Narrative review and cohort study.
The narrative review compared relatedness criteria across studies of FQREC. Additionally, an existing database was used to compare relatedness of isolates on the basis of molecular criteria alone versus molecular plus clinical criteria with different temporal cutoffs (hospitalization overlap of ≥ 1 day or allowance for nonoverlap of hospitalization dates of ≤7 days or ≤30 days).

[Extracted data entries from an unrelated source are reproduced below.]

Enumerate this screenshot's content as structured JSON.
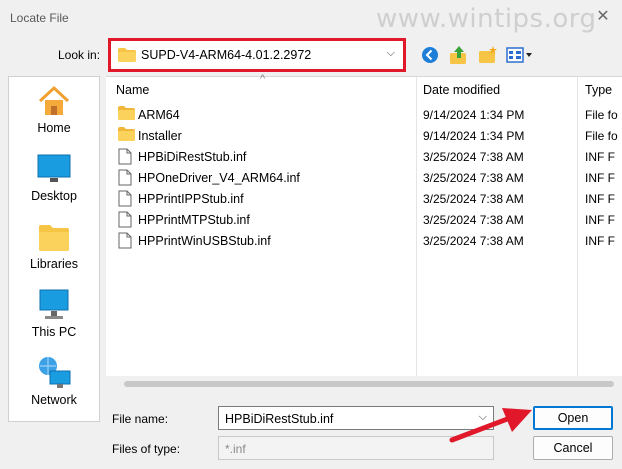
{
  "window": {
    "title": "Locate File",
    "watermark": "www.wintips.org"
  },
  "lookin": {
    "label": "Look in:",
    "value": "SUPD-V4-ARM64-4.01.2.2972"
  },
  "toolbar": {
    "icons": [
      "back-icon",
      "up-folder-icon",
      "new-folder-icon",
      "view-menu-icon"
    ]
  },
  "places": [
    {
      "label": "Home",
      "icon": "home-icon"
    },
    {
      "label": "Desktop",
      "icon": "desktop-icon"
    },
    {
      "label": "Libraries",
      "icon": "libraries-icon"
    },
    {
      "label": "This PC",
      "icon": "this-pc-icon"
    },
    {
      "label": "Network",
      "icon": "network-icon"
    }
  ],
  "columns": {
    "name": "Name",
    "date": "Date modified",
    "type": "Type"
  },
  "files": [
    {
      "name": "ARM64",
      "date": "9/14/2024 1:34 PM",
      "type": "File fo",
      "kind": "folder"
    },
    {
      "name": "Installer",
      "date": "9/14/2024 1:34 PM",
      "type": "File fo",
      "kind": "folder"
    },
    {
      "name": "HPBiDiRestStub.inf",
      "date": "3/25/2024 7:38 AM",
      "type": "INF F",
      "kind": "file"
    },
    {
      "name": "HPOneDriver_V4_ARM64.inf",
      "date": "3/25/2024 7:38 AM",
      "type": "INF F",
      "kind": "file"
    },
    {
      "name": "HPPrintIPPStub.inf",
      "date": "3/25/2024 7:38 AM",
      "type": "INF F",
      "kind": "file"
    },
    {
      "name": "HPPrintMTPStub.inf",
      "date": "3/25/2024 7:38 AM",
      "type": "INF F",
      "kind": "file"
    },
    {
      "name": "HPPrintWinUSBStub.inf",
      "date": "3/25/2024 7:38 AM",
      "type": "INF F",
      "kind": "file"
    }
  ],
  "filename": {
    "label": "File name:",
    "value": "HPBiDiRestStub.inf"
  },
  "filetype": {
    "label": "Files of type:",
    "value": "*.inf"
  },
  "buttons": {
    "open": "Open",
    "cancel": "Cancel"
  },
  "colors": {
    "highlight_border": "#e0182a",
    "accent": "#0078d4",
    "folder": "#f6c545"
  }
}
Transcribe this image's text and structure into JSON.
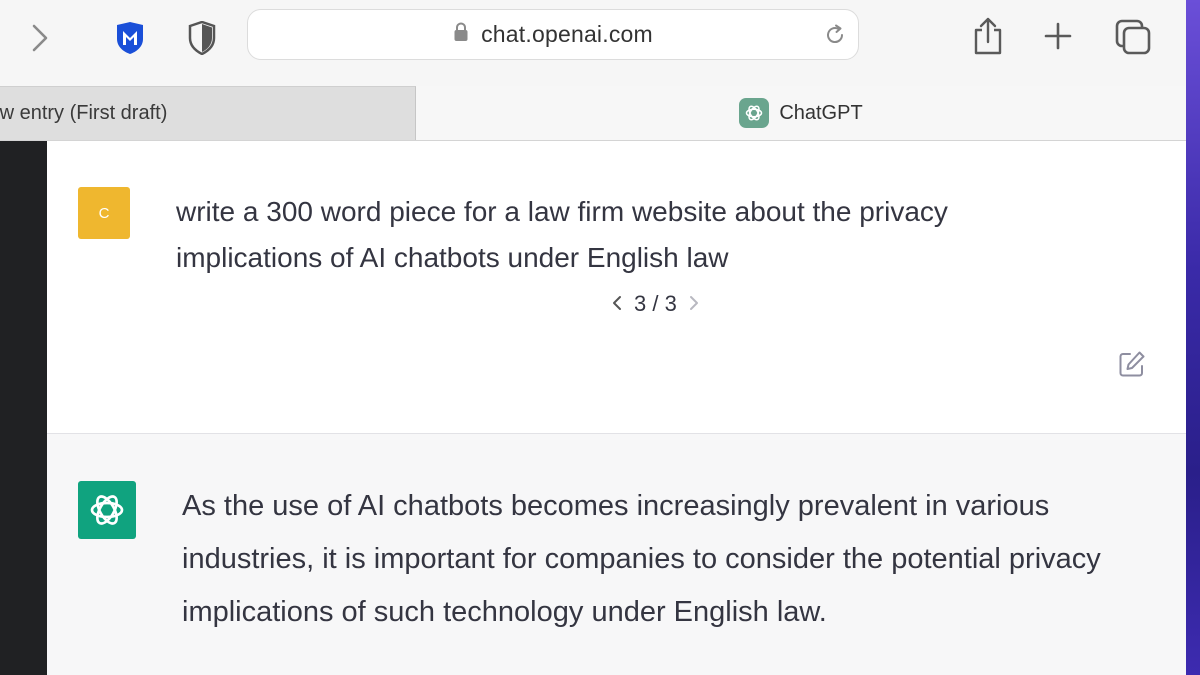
{
  "browser": {
    "forward_icon": "chevron-right-icon",
    "extension_1_icon": "mcafee-shield-icon",
    "extension_2_icon": "privacy-shield-icon",
    "url": "chat.openai.com",
    "lock_icon": "lock-icon",
    "reload_icon": "reload-icon",
    "share_icon": "share-icon",
    "new_tab_icon": "plus-icon",
    "tab_overview_icon": "tab-overview-icon"
  },
  "tabs": [
    {
      "label": "New entry (First draft)",
      "active": false
    },
    {
      "label": "ChatGPT",
      "active": true
    }
  ],
  "conversation": {
    "user": {
      "avatar_initial": "C",
      "avatar_color": "#efb72f",
      "message": "write a 300 word piece for a law firm website about the privacy implications of AI chatbots under English law",
      "pager": "3 / 3",
      "edit_icon": "edit-icon"
    },
    "assistant": {
      "avatar_color": "#10a37f",
      "avatar_icon": "openai-logo-icon",
      "message": "As the use of AI chatbots becomes increasingly prevalent in various industries, it is important for companies to consider the potential privacy implications of such technology under English law."
    }
  }
}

Forty-six articles met narrative review inclusion criteria. Sixteen studies exclusively utilized molecular criteria to define relatedness. Thirty studies included molecular and clinical criteria. Of these, 6 included temporal data (ie, time period of isolate identification), 10 included patient location, and 14 included proximity and temporal criteria. For the database analysis, 353 patients were colonized with FQREC. There were 2 main clusters containing 48 and 17 related isolates within 49 pulsed-field gel electrophoresis types. Among the clusters, 18.4% of isolates were related by molecular criteria. Incorporating clinical criteria, fewer isolates were considered related: 5.7% of isolates using 30-day criteria, 3.1% using 7-day criteria, and 1.4% using 1-day overlap.
There is considerable variability in definitions of relatedness of FQREC. Utilizing molecular criteria alone to define relatedness overestimates transmission compared with definitions including clinical criteria. Standard definitions of relatedness in studies of antimicrobial-resistant organisms are needed.